Sfigurato e ucciso con 5 "botte" in faccia per uno sgarro

Flavio Salzano, ucciso a Ponticelli. Il clan, le dinamiche e la vendetta

Napoli.  

Cinque colpi di pistola calibro 9 esplosi a bruciapelo, alla testa. Latitante e introvabile per la legge, ma non per i sicari della camorra. Quella spietata che non perdona nulla, figuriamoci uno sgarro. 

Sarebbe stato attirato in trappola e ucciso Flavio Salzano, l'uomo ritenuto vicino al clan De Micco uccico l'altra notte a Ponticelli. Il giovane, come affermano gli inquirenti, avrebbe avuto nel corso degli ultimi tempi un ruolo di primo piano nella cosca dell'area Est di Napoli. Salzano sarebbe stato vittima di una trappola da una persona a lui fidata. I colpi contro di lui sono stati esplosi da distanza ravvicinata. Forse sono stati addirittura esplosi in auto.

L’esecuzione prima della mezzanotte, in una zona isolata del quartiere Ponticelli, dove da tempo si registrano raid e agguati. Il clan De Micco la fa da padrone nel quartiere, controllando gli affari illeciti quali droga e racket.  Sono due le piste battute dagli inquirenti. La prima, porterebbe fuori da Ponticelli; l’uccisione del latitante potrebbe essere stata decisa da gruppi criminali di territori vicini. La seconda ipotesi non escluderebbe una eliminazione decretata all’interno dei De Micco, in cui Flavio Salzano sembra avesse iniziato a dare fastidio, ottenendo un posto di maggiore rilievo.  La ricostruzione: Salzano, che è stato ritrovato seduto al posto di guida di una Ford C Max rubata a giugno ad un cinese residente a San Giuseppe Vesuviano, non ha avuto scampo: il killer gli ha espoloso contro cinque colpi a bruciapelo e da distanza ravvicinata che gli hanno sfigurato il volto.

Il nome di Salzano compare nelle prime informative che lo indicavano come vicino agli ambienti del clan D'Amico, il gruppo che a Ponticelli si oppone al predominio della cosca dominante, quella dei De Micco.

Poi, con il passar del tempo, il 29enne si era allontanato dalla «casa madre» passando al nemico: cioè mettendosi al soldo dei De Micco.

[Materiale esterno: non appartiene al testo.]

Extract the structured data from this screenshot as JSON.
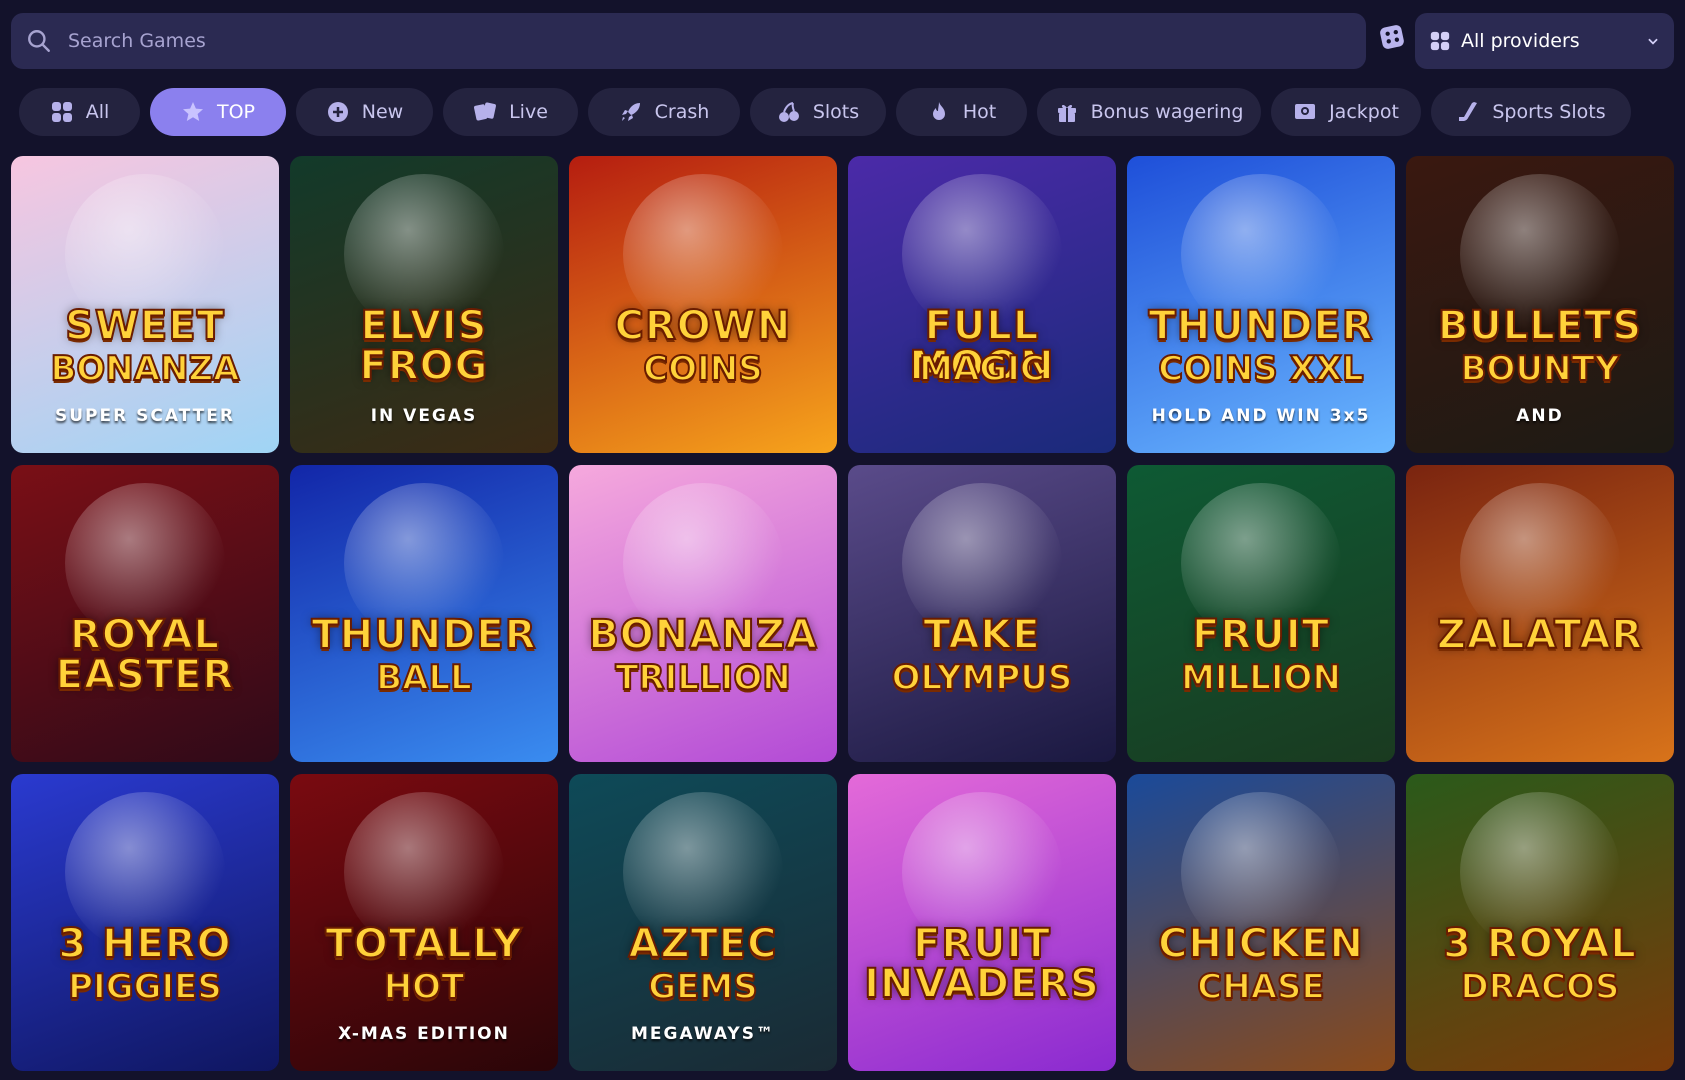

Privilegiata resta la pista del regolamento di conti interno al gruppo dei De Micco, anche se non possono escludersi altre ipotesi. A cominciare dalla vendetta degli ex amici della vittima, che non gli avrebbero perdonato il tradimento e il passaggio di casacca agli odiati rivali. 

Un fatto è certo. Per stanare Salzano dal covo nel quale si era rintanato per sfuggire all'arresto deve essere entrato in azione qualcuno che lo conosceva bene. E del quale la vittima si fidava. Così si spiega anche la circostanza del luogo isolato. Fidandosi della persona che lo ha tradito, il ventinovenne è caduto in una na trappola mortale.